Hayward has drawn criticism from US President Barack Obama who said he would have fired him and other senior figures in the US over his handling of the aftermath of the April 20 disaster which killed 11 workers.
But he could still get a pay off and pension package worth around 12 million pounds (14.4 million euros, 18.5 million$), The Times and the Financial Times newspapers reported.
He is expected to be replaced by Bob Dudley, who grew up in Mississippi and is now in charge of the Gulf of Mexico cleanup operation. BP has said Dudley has a "deep appreciation and affinity for the Gulf Coast".
A decision on Hayward's future is likely ahead of the release of BP's second quarter results on Tuesday which are expected to reveal a 30 billion$ provision for funding the disaster.
Hayward's reported payoff is the equivalent of one year's salary plus a guaranteed pension.

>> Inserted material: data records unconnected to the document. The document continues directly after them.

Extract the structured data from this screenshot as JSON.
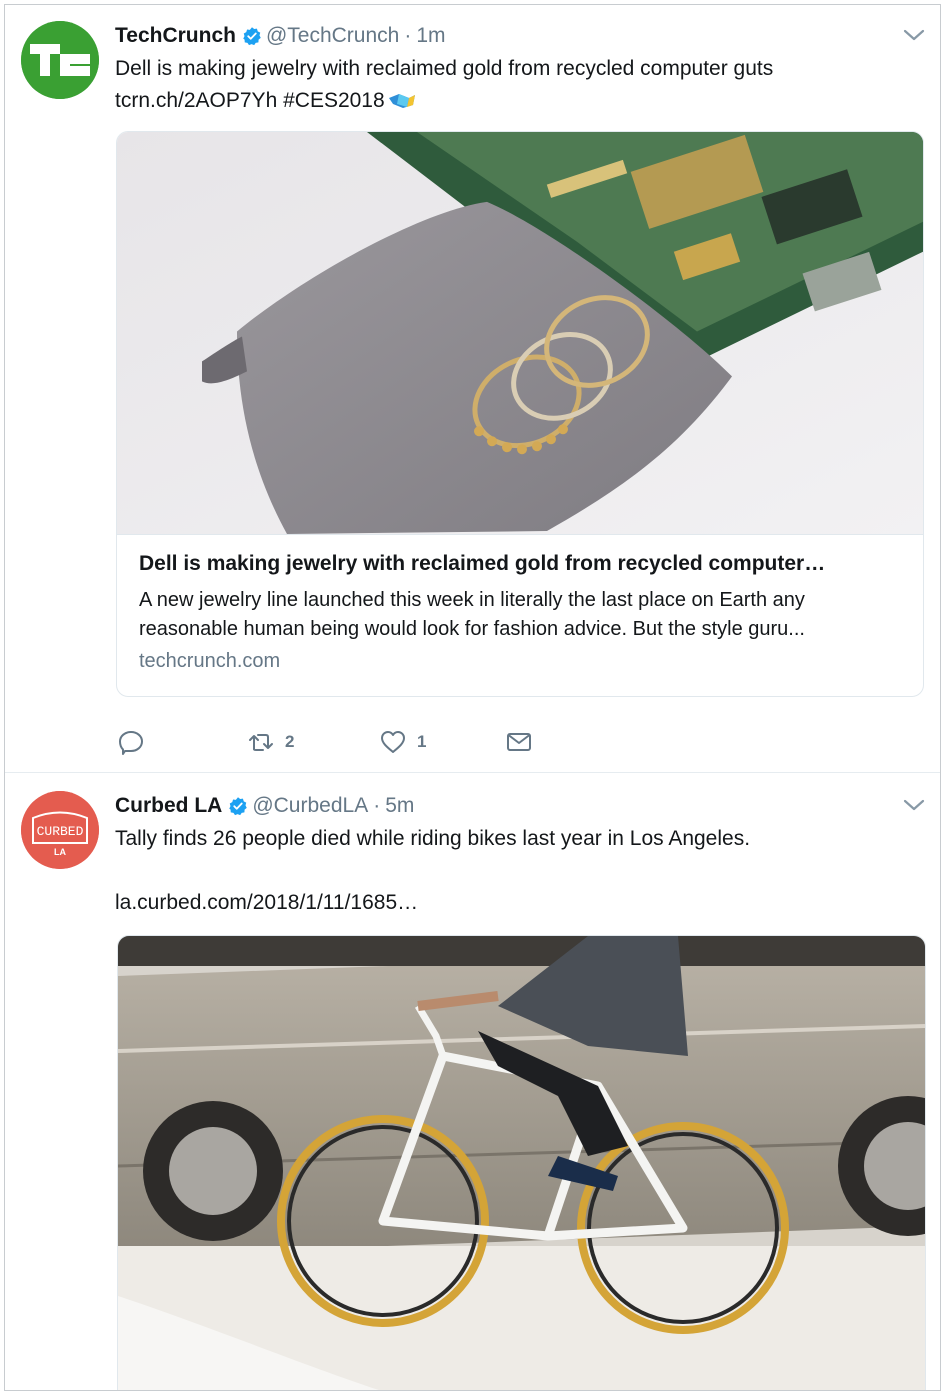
{
  "tweets": [
    {
      "name": "TechCrunch",
      "handle": "@TechCrunch",
      "separator": "·",
      "time": "1m",
      "text_line1": "Dell is making jewelry with reclaimed gold from recycled computer guts",
      "link": "tcrn.ch/2AOP7Yh",
      "hashtag": "#CES2018",
      "card": {
        "title": "Dell is making jewelry with reclaimed gold from recycled computer…",
        "description": "A new jewelry line launched this week in literally the last place on Earth any reasonable human being would look for fashion advice. But the style guru...",
        "domain": "techcrunch.com"
      },
      "actions": {
        "reply_count": "",
        "retweet_count": "2",
        "like_count": "1"
      }
    },
    {
      "name": "Curbed LA",
      "handle": "@CurbedLA",
      "separator": "·",
      "time": "5m",
      "text_line1": "Tally finds 26 people died while riding bikes last year in Los Angeles.",
      "link": "la.curbed.com/2018/1/11/1685…",
      "avatar_text_top": "CURBED",
      "avatar_text_bottom": "LA"
    }
  ],
  "colors": {
    "techcrunch_green": "#3aa033",
    "curbed_red": "#e45c4f",
    "verified_blue": "#1da1f2",
    "secondary_text": "#657786"
  },
  "icons": [
    "techcrunch-logo",
    "verified-badge-icon",
    "chevron-down-icon",
    "reply-icon",
    "retweet-icon",
    "like-icon",
    "direct-message-icon",
    "ces-flag-emoji",
    "curbed-la-logo"
  ]
}
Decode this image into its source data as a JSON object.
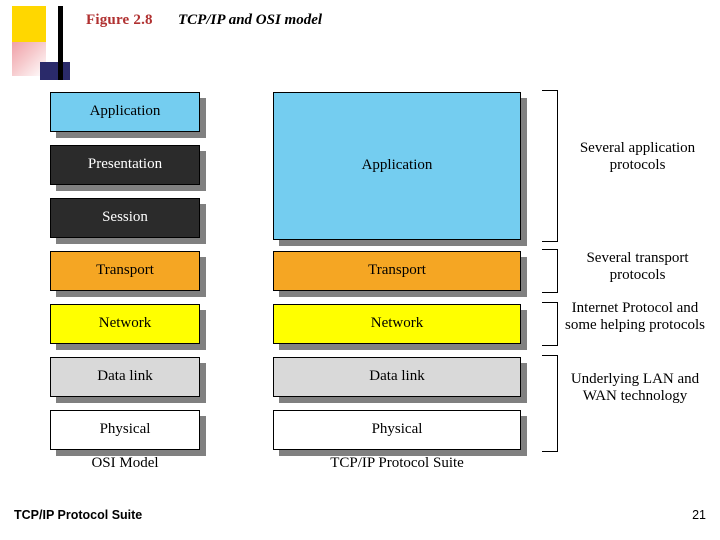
{
  "header": {
    "figure_label": "Figure 2.8",
    "figure_title": "TCP/IP and OSI model"
  },
  "osi_column": {
    "caption": "OSI Model",
    "layers": [
      {
        "label": "Application",
        "color": "#74cdf0",
        "style": "fill-blue"
      },
      {
        "label": "Presentation",
        "color": "#2b2b2b",
        "style": "fill-dark"
      },
      {
        "label": "Session",
        "color": "#2b2b2b",
        "style": "fill-dark"
      },
      {
        "label": "Transport",
        "color": "#f5a623",
        "style": "fill-orange"
      },
      {
        "label": "Network",
        "color": "#ffff00",
        "style": "fill-yellow"
      },
      {
        "label": "Data link",
        "color": "#d9d9d9",
        "style": "fill-grey"
      },
      {
        "label": "Physical",
        "color": "#ffffff",
        "style": "fill-white"
      }
    ]
  },
  "tcp_column": {
    "caption": "TCP/IP Protocol Suite",
    "layers": [
      {
        "label": "Application",
        "color": "#74cdf0",
        "style": "fill-blue"
      },
      {
        "label": "Transport",
        "color": "#f5a623",
        "style": "fill-orange"
      },
      {
        "label": "Network",
        "color": "#ffff00",
        "style": "fill-yellow"
      },
      {
        "label": "Data link",
        "color": "#d9d9d9",
        "style": "fill-grey"
      },
      {
        "label": "Physical",
        "color": "#ffffff",
        "style": "fill-white"
      }
    ]
  },
  "annotations": [
    {
      "text": "Several application protocols"
    },
    {
      "text": "Several transport protocols"
    },
    {
      "text": "Internet Protocol and some helping protocols"
    },
    {
      "text": "Underlying LAN and WAN technology"
    }
  ],
  "footer": {
    "left": "TCP/IP Protocol Suite",
    "page": "21"
  }
}
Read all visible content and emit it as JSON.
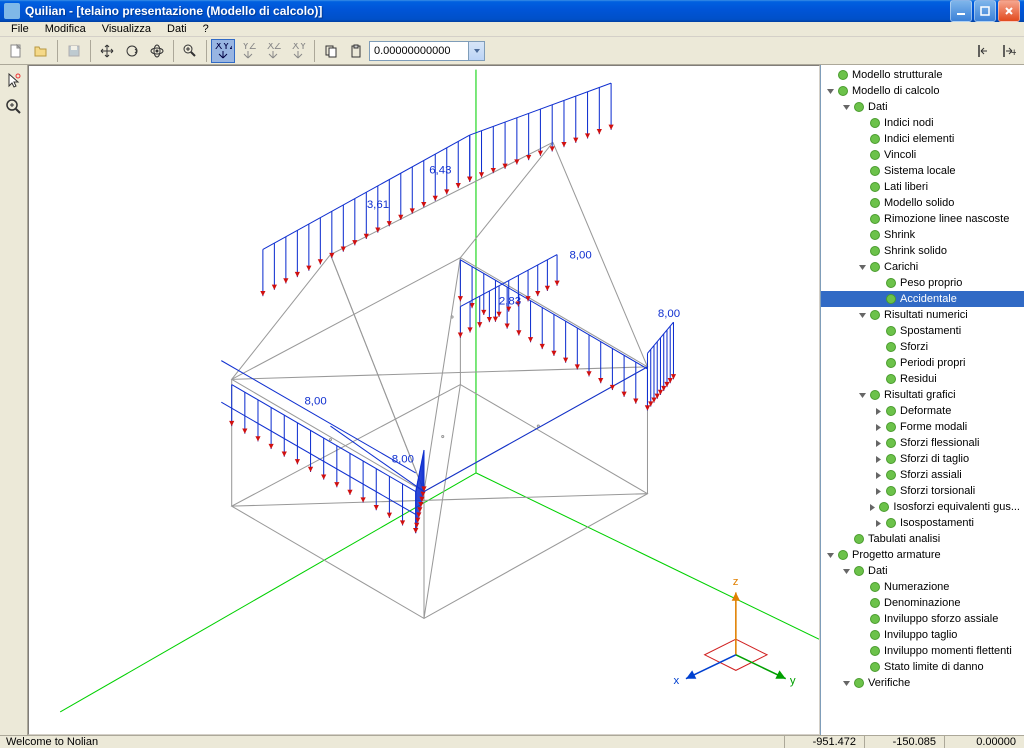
{
  "window": {
    "title": "Quilian - [telaino presentazione (Modello di calcolo)]"
  },
  "menu": {
    "items": [
      "File",
      "Modifica",
      "Visualizza",
      "Dati",
      "?"
    ]
  },
  "toolbar": {
    "value": "0.00000000000"
  },
  "statusbar": {
    "message": "Welcome to Nolian",
    "x": "-951.472",
    "y": "-150.085",
    "z": "0.00000"
  },
  "viewport": {
    "load_labels": [
      "6,43",
      "3,61",
      "8,00",
      "2,83",
      "8,00",
      "8,00",
      "8,00"
    ],
    "axes": {
      "x": "x",
      "y": "y",
      "z": "z"
    }
  },
  "tree": [
    {
      "indent": 0,
      "toggle": null,
      "label": "Modello strutturale"
    },
    {
      "indent": 0,
      "toggle": "open",
      "label": "Modello di calcolo"
    },
    {
      "indent": 1,
      "toggle": "open",
      "label": "Dati"
    },
    {
      "indent": 2,
      "toggle": null,
      "label": "Indici nodi"
    },
    {
      "indent": 2,
      "toggle": null,
      "label": "Indici elementi"
    },
    {
      "indent": 2,
      "toggle": null,
      "label": "Vincoli"
    },
    {
      "indent": 2,
      "toggle": null,
      "label": "Sistema locale"
    },
    {
      "indent": 2,
      "toggle": null,
      "label": "Lati liberi"
    },
    {
      "indent": 2,
      "toggle": null,
      "label": "Modello solido"
    },
    {
      "indent": 2,
      "toggle": null,
      "label": "Rimozione linee nascoste"
    },
    {
      "indent": 2,
      "toggle": null,
      "label": "Shrink"
    },
    {
      "indent": 2,
      "toggle": null,
      "label": "Shrink solido"
    },
    {
      "indent": 2,
      "toggle": "open",
      "label": "Carichi"
    },
    {
      "indent": 3,
      "toggle": null,
      "label": "Peso proprio"
    },
    {
      "indent": 3,
      "toggle": null,
      "label": "Accidentale",
      "selected": true
    },
    {
      "indent": 2,
      "toggle": "open",
      "label": "Risultati numerici"
    },
    {
      "indent": 3,
      "toggle": null,
      "label": "Spostamenti"
    },
    {
      "indent": 3,
      "toggle": null,
      "label": "Sforzi"
    },
    {
      "indent": 3,
      "toggle": null,
      "label": "Periodi propri"
    },
    {
      "indent": 3,
      "toggle": null,
      "label": "Residui"
    },
    {
      "indent": 2,
      "toggle": "open",
      "label": "Risultati grafici"
    },
    {
      "indent": 3,
      "toggle": "closed",
      "label": "Deformate"
    },
    {
      "indent": 3,
      "toggle": "closed",
      "label": "Forme modali"
    },
    {
      "indent": 3,
      "toggle": "closed",
      "label": "Sforzi flessionali"
    },
    {
      "indent": 3,
      "toggle": "closed",
      "label": "Sforzi di taglio"
    },
    {
      "indent": 3,
      "toggle": "closed",
      "label": "Sforzi assiali"
    },
    {
      "indent": 3,
      "toggle": "closed",
      "label": "Sforzi torsionali"
    },
    {
      "indent": 3,
      "toggle": "closed",
      "label": "Isosforzi equivalenti gus..."
    },
    {
      "indent": 3,
      "toggle": "closed",
      "label": "Isospostamenti"
    },
    {
      "indent": 1,
      "toggle": null,
      "label": "Tabulati analisi"
    },
    {
      "indent": 0,
      "toggle": "open",
      "label": "Progetto armature"
    },
    {
      "indent": 1,
      "toggle": "open",
      "label": "Dati"
    },
    {
      "indent": 2,
      "toggle": null,
      "label": "Numerazione"
    },
    {
      "indent": 2,
      "toggle": null,
      "label": "Denominazione"
    },
    {
      "indent": 2,
      "toggle": null,
      "label": "Inviluppo sforzo assiale"
    },
    {
      "indent": 2,
      "toggle": null,
      "label": "Inviluppo taglio"
    },
    {
      "indent": 2,
      "toggle": null,
      "label": "Inviluppo momenti flettenti"
    },
    {
      "indent": 2,
      "toggle": null,
      "label": "Stato limite di danno"
    },
    {
      "indent": 1,
      "toggle": "open",
      "label": "Verifiche"
    }
  ]
}
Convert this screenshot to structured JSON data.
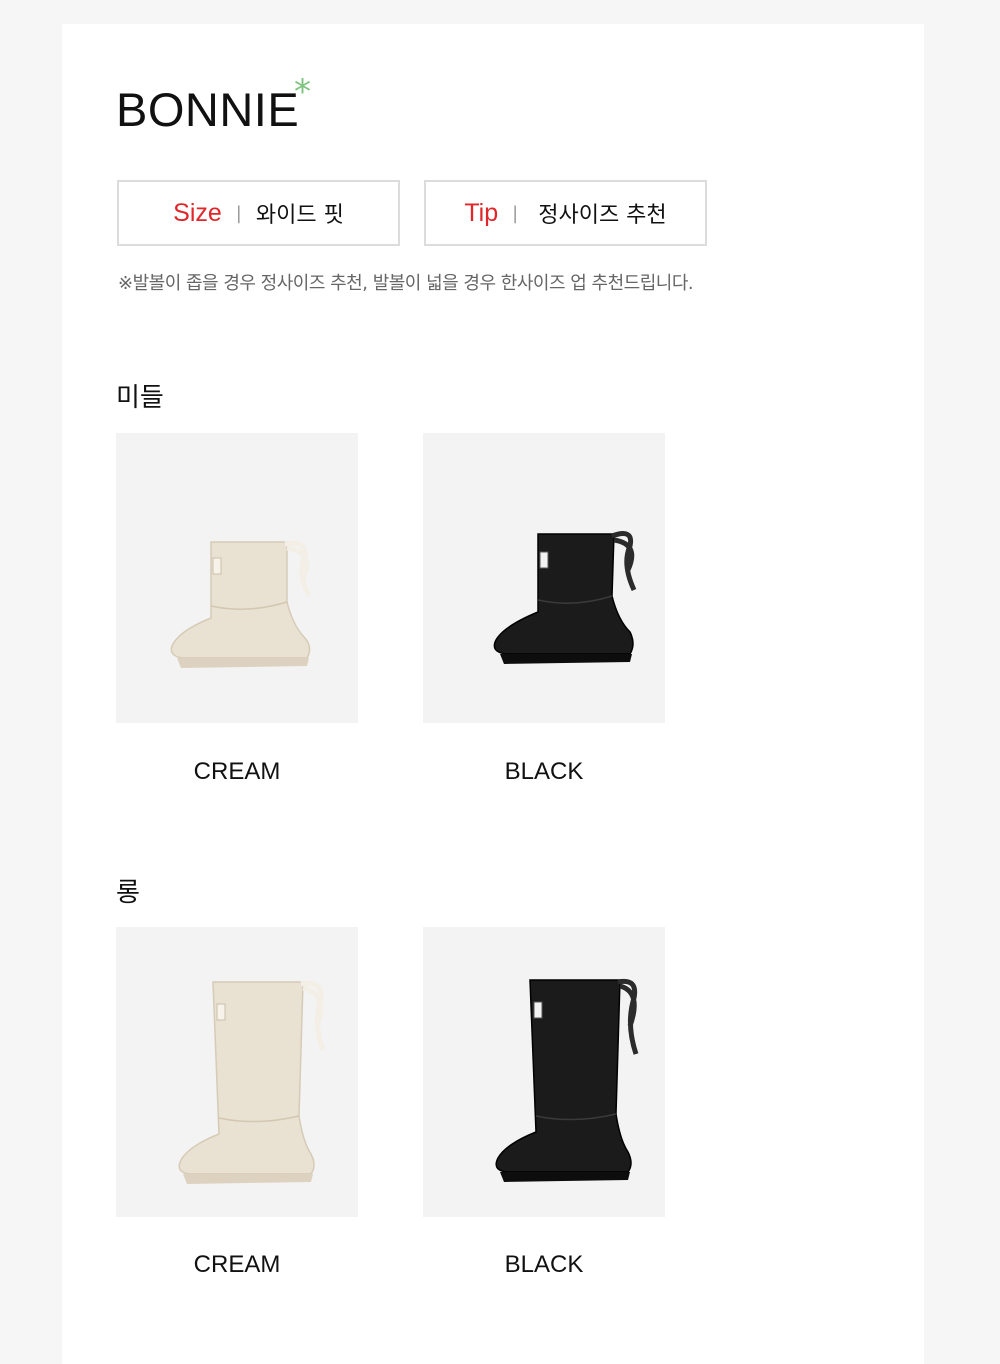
{
  "title": "BONNIE",
  "title_mark": "*",
  "accent_color": "#7ec47f",
  "label_color": "#e0262a",
  "size_box": {
    "key": "Size",
    "separator": "|",
    "value": "와이드 핏"
  },
  "tip_box": {
    "key": "Tip",
    "separator": "|",
    "value": "정사이즈 추천"
  },
  "note": "※발볼이 좁을 경우 정사이즈 추천, 발볼이 넓을 경우 한사이즈 업 추천드립니다.",
  "sections": [
    {
      "label": "미들",
      "items": [
        {
          "name": "CREAM",
          "icon": "cream-mid-boot-icon"
        },
        {
          "name": "BLACK",
          "icon": "black-mid-boot-icon"
        }
      ]
    },
    {
      "label": "롱",
      "items": [
        {
          "name": "CREAM",
          "icon": "cream-long-boot-icon"
        },
        {
          "name": "BLACK",
          "icon": "black-long-boot-icon"
        }
      ]
    }
  ]
}
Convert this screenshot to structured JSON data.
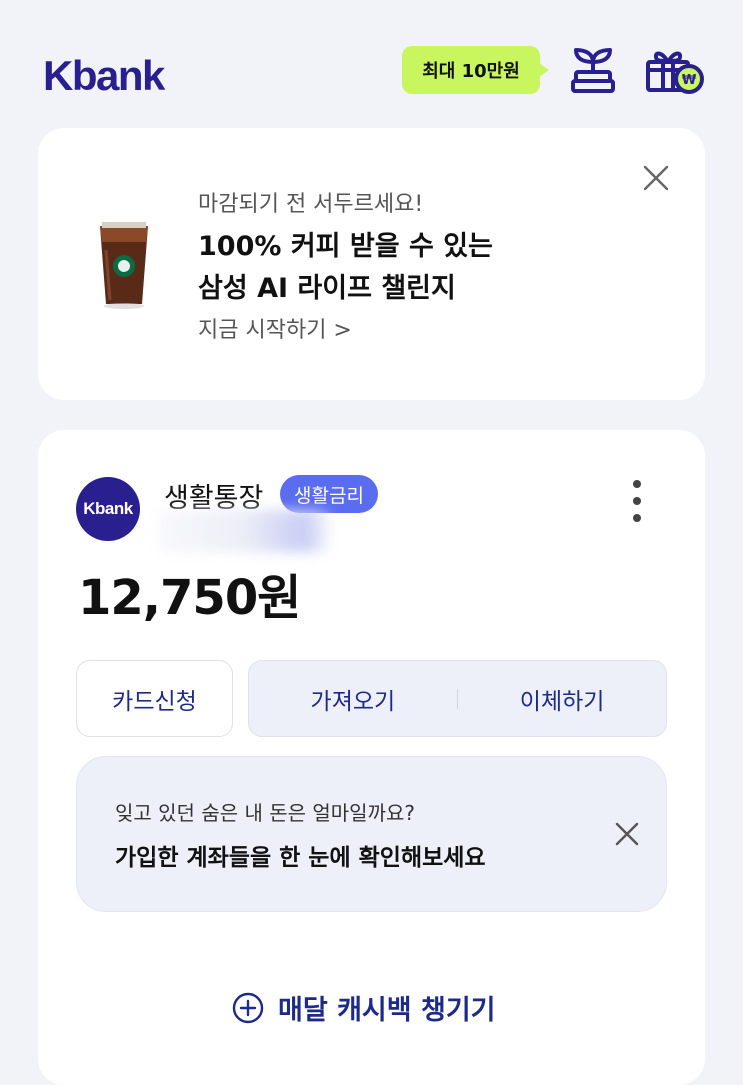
{
  "header": {
    "logo": "Kbank",
    "promo_label": "최대 10만원"
  },
  "banner": {
    "subtitle": "마감되기 전 서두르세요!",
    "title_line1": "100% 커피 받을 수 있는",
    "title_line2": "삼성 AI 라이프 챌린지",
    "link": "지금 시작하기 >"
  },
  "account": {
    "avatar_text": "Kbank",
    "name": "생활통장",
    "badge": "생활금리",
    "balance": "12,750원",
    "buttons": {
      "card_apply": "카드신청",
      "bring": "가져오기",
      "transfer": "이체하기"
    },
    "notice": {
      "subtitle": "잊고 있던 숨은 내 돈은 얼마일까요?",
      "title": "가입한 계좌들을 한 눈에 확인해보세요"
    },
    "cashback": "매달 캐시백 챙기기"
  },
  "colors": {
    "brand": "#2a1f8f",
    "promo_bg": "#c9f55e",
    "badge_bg": "#5a6cf0",
    "background": "#f2f3f8"
  },
  "icons": [
    "sprout-icon",
    "gift-won-icon",
    "close-icon",
    "more-vertical-icon",
    "plus-circle-icon"
  ]
}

Hayward, 53, started his career with BP 28 years ago and took over as chief executive in 2007.
In the Gulf of Mexico, the US government oil spill chief Thad Allen said BP's operation to plug the leaking well permanently had been delayed until the week beginning August 2.
Originally expected as early as Tuesday, Allen said BP had given a "refined and revised" timeline as it redeployed vessels and personnel following a recent storm.
The leak was sealed 11 days ago with a giant cap, but up to four million barrels (170 million gallons) of crude has already spewed into the sea since the deadly rig explosion.
Toxic crude has washed up on the shores of five US states on the Gulf Coast and vital tourism, fishing and oil industries in the region have been hit hard.
BP faces hundreds of pending lawsuits, not to mention hearings into the cause of the April 20 rig blast that should determine eventual liability.
It is also facing additional controversy over claims, which he denies, that its lobbying helped secure the release of the Lockerbie bomber in order to secure a lucrative exploration deal with Libya.
The US Senate's Foreign Relations Committee will hold a hearing on thursday into the release of Libyan Abdelbaset Ali Mohment al Megrahi from a Scottish jail.
Megrahi, the only person convicted over the 1988 bombing of an airliner which killed 270 people, was freed by the Scottish government last year on compassionate grounds due to his terminal cancer.
British Prime Minister David Cameron has repeatedly argued that a "strong and stable" BP is in the interests of both the US and Britain.
And on Saturday, Foreign Secretary William Hague wrote to the Senate committee saying: "I believe we have a responsibility to address the unsubstantiated rumours that there was some sort of conspiracy involving BP which led to Mr Megrahi's release".
Hague said there had been "legitimate" contacts on at least five occasions between BP and senior British officials over a prisoner transfer agreement between Britain and Libya which was signed in 2008, but Megrahi was not released under this.